Pemerintah Alokasikan Rp4 Triliun Amankan Perlintasan Sebidang Kereta Api

Menteri Pekerjaan Umum Dody Hanggodo saat menjelaskan rencana percepatan pembangunan infrastruktur pengaman perlintasan sebidang kereta api di Indonesia./Dok. Ist

Faktakalbar.id, NASIONAL – Pemerintah menyiapkan anggaran sebesar Rp4 triliun untuk membangun flyover dan underpass di sejumlah perlintasan sebidang kereta api guna menekan risiko kecelakaan lalu lintas.

Menteri Pekerjaan Umum, Dody Hanggodo, menyatakan bahwa proyek pembangunan ini akan dilakukan secara bertahap pada titik-titik prioritas yang dinilai paling rawan.

Hingga saat ini, pemerintah mencatat masih terdapat sekitar 130 lokasi perlintasan sebidang yang perlu ditangani.

Dody menyebutkan bahwa pengerjaan akan terus berjalan menyesuaikan dengan ketersediaan anggaran yang ada.

Baca Juga: Kemenhub Izinkan Maskapai Naikkan Fuel Surcharge Imbas Lonjakan Harga Avtur

“Kira-kira sudah kita kerjakan, tinggal 130-an lagi. Yang belum ini akan kita kerjakan secara bertahap sesuai ketersediaan anggaran,” ujar Dody di Jakarta, Kamis (14/5).
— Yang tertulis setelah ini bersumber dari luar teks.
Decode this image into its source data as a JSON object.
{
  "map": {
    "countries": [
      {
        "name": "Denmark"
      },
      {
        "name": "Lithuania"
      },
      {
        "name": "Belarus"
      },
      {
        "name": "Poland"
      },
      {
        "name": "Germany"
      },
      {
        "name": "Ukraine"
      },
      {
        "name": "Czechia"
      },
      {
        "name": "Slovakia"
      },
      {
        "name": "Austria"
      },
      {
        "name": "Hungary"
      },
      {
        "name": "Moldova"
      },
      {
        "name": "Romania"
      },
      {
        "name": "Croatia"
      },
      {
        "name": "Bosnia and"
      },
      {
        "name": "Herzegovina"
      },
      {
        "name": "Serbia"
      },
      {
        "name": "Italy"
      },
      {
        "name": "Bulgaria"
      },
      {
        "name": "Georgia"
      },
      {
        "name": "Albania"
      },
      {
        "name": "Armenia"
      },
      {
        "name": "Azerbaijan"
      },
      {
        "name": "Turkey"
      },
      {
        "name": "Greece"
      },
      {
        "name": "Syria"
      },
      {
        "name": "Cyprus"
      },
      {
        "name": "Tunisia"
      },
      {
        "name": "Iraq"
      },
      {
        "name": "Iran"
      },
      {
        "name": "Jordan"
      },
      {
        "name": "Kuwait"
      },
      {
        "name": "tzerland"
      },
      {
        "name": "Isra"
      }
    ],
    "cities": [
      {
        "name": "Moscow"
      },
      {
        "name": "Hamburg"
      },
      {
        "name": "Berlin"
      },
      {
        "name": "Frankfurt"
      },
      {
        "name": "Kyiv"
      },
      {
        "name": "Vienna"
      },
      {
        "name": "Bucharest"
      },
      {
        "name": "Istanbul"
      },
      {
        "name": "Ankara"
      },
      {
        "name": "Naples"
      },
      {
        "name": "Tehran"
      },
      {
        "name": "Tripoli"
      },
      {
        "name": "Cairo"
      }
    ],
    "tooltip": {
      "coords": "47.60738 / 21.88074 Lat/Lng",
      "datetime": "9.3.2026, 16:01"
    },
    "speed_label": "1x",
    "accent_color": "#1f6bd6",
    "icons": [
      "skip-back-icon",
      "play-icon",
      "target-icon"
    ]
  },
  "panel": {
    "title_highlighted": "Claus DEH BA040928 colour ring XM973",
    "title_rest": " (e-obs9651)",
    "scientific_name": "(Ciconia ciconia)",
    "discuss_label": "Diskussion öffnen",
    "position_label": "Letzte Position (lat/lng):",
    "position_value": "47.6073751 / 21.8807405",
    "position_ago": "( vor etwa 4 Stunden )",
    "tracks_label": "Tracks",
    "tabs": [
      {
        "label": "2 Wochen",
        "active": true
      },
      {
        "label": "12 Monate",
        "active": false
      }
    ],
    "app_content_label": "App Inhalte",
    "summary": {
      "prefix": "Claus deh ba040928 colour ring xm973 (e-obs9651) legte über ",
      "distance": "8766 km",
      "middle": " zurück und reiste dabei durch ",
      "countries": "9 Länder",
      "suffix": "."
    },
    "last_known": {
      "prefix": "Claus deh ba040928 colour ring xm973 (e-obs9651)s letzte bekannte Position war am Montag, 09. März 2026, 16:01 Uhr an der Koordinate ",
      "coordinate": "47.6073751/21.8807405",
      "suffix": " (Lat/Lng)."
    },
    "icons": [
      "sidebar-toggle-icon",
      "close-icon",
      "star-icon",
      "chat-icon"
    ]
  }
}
Salah satu titik yang menjadi perhatian utama adalah kawasan Bekasi Timur. Lokasi tersebut masuk dalam radar prioritas menyusul adanya arahan langsung dari Presiden terkait kebutuhan mendesak pembangunan flyover di wilayah tersebut.

Dody menjelaskan bahwa mayoritas proyek akan mengusung bentuk flyover karena dinilai lebih fleksibel untuk diterapkan di banyak lokasi.

Meski begitu, opsi pembangunan underpass tetap terbuka untuk titik-titik tertentu yang memiliki kebutuhan teknis khusus di lapangan.

Terkait pendanaan, anggaran senilai Rp4 triliun dipastikan telah tersedia. Namun, pelaksanaan fisik di lapangan sangat bergantung pada kesiapan desain teknis serta tahapan administratif proyek di masing-masing daerah.

Pemerintah melalui Kementerian Pekerjaan Umum saat ini terus melakukan pemetaan intensif bersama Kementerian Perhubungan untuk menentukan skala prioritas pengerjaan.